King died at Memorial Sloan-Kettering Cancer Center from lung cancer.
"He was certainly a fighter. He always was that way," Jeanette King, his wife of 57 years, told the New York Daily News on Sunday. "That's Alan's personality."
The New York-born high school dropout and son of Polish immigrants rose from the Catskills comedy circuit to stardom in the 1950s and 1960s, when he opened for legendary performers Judy Garland and Lena Horne.
King brought his Brooklyn-rooted, suburb-bashing humor to a national audience during his 93 stints on "The Ed Sullivan Show" and countless other TV appearances.
"He always talked about the annoyances of life," said comedian Jerry Stiller, a friend for more than 50 years. "He was like a Jewish Will Rogers."
It was while watching comedian Danny Thomas in the early 1950s that King decided to stop simply spouting tired one-liners and hone his skills as an often acerbic observational humorist.
With his 1955 film debut, "Hit the Deck," King began his transition to actor, producer and author. King performed in more than 20 movies, including "Bye Bye Braverman" and "Casino."
He also produced several films, was a co-owner of the Kaufman-Astoria Studios in Queens and co-wrote three books, including "Is Salami and Eggs Better Than Sex?"
King, the longtime abbot of the New York Friars Club, bridged the worlds of vaudeville-rooted comedy and contemporary humor. Younger audiences became familiar with him through the Friars Club's bawdy roasts, shown on Comedy Central.

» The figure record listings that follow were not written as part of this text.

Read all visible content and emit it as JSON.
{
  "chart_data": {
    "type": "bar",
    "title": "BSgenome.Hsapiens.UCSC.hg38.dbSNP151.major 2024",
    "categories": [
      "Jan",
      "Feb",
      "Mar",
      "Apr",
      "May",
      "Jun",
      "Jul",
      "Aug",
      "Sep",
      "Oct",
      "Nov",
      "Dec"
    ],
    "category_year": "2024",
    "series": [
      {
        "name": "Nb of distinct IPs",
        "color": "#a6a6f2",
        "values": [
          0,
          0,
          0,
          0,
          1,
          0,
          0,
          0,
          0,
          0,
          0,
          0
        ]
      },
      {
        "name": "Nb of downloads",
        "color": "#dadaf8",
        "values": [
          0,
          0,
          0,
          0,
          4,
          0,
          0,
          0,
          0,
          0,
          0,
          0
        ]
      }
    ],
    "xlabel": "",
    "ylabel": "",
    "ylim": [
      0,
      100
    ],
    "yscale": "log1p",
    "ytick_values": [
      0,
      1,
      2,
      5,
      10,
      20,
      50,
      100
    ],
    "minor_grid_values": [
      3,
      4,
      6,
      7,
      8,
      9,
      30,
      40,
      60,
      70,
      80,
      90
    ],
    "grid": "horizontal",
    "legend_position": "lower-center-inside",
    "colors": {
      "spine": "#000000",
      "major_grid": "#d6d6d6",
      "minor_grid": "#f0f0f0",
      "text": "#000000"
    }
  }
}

Born Irwin Alan Kniberg, King liked to joke that he "never knew I was poor until I was rich." He grew up on the lower East Side and in Williamsburg -- two "tough neighborhoods."

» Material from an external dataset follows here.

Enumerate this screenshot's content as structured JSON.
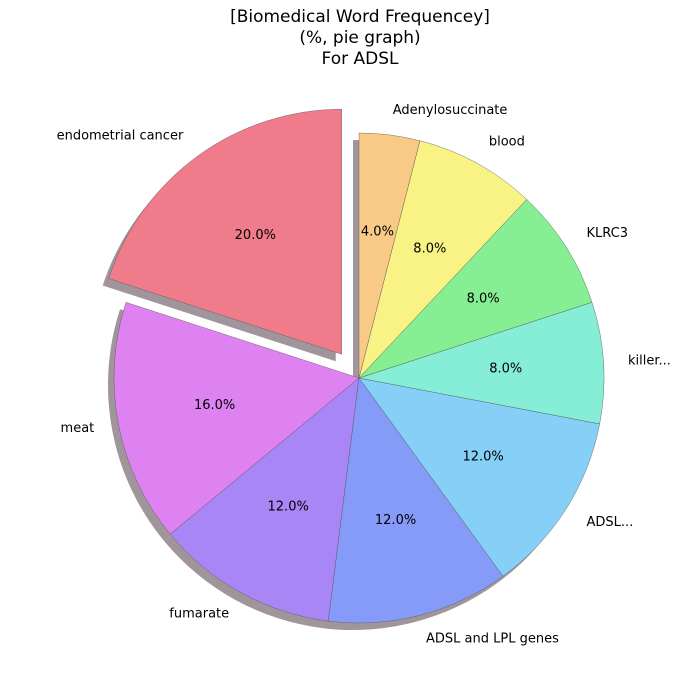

"But I was a pretty tough kid," King recalled in 1964. "I fought back with humor."
King's comedic calling came in his teens, and he quit school to learn his trade before "the monster with a thousand eyes" -- fickle audiences at Catskills hotels and seedy strip joints.
"I wouldn't want to go through it again -- except with a gun," he told The New York Daily News in 1996.
Alan and Jeanette King lived in Great Neck, Long Island, and have three children, Robert, Andrew and Elaine Ray.
"He was a very dignified man who adored what he did," Jeanette King said. "He loved the business, and he loved life. He lived it to the fullest."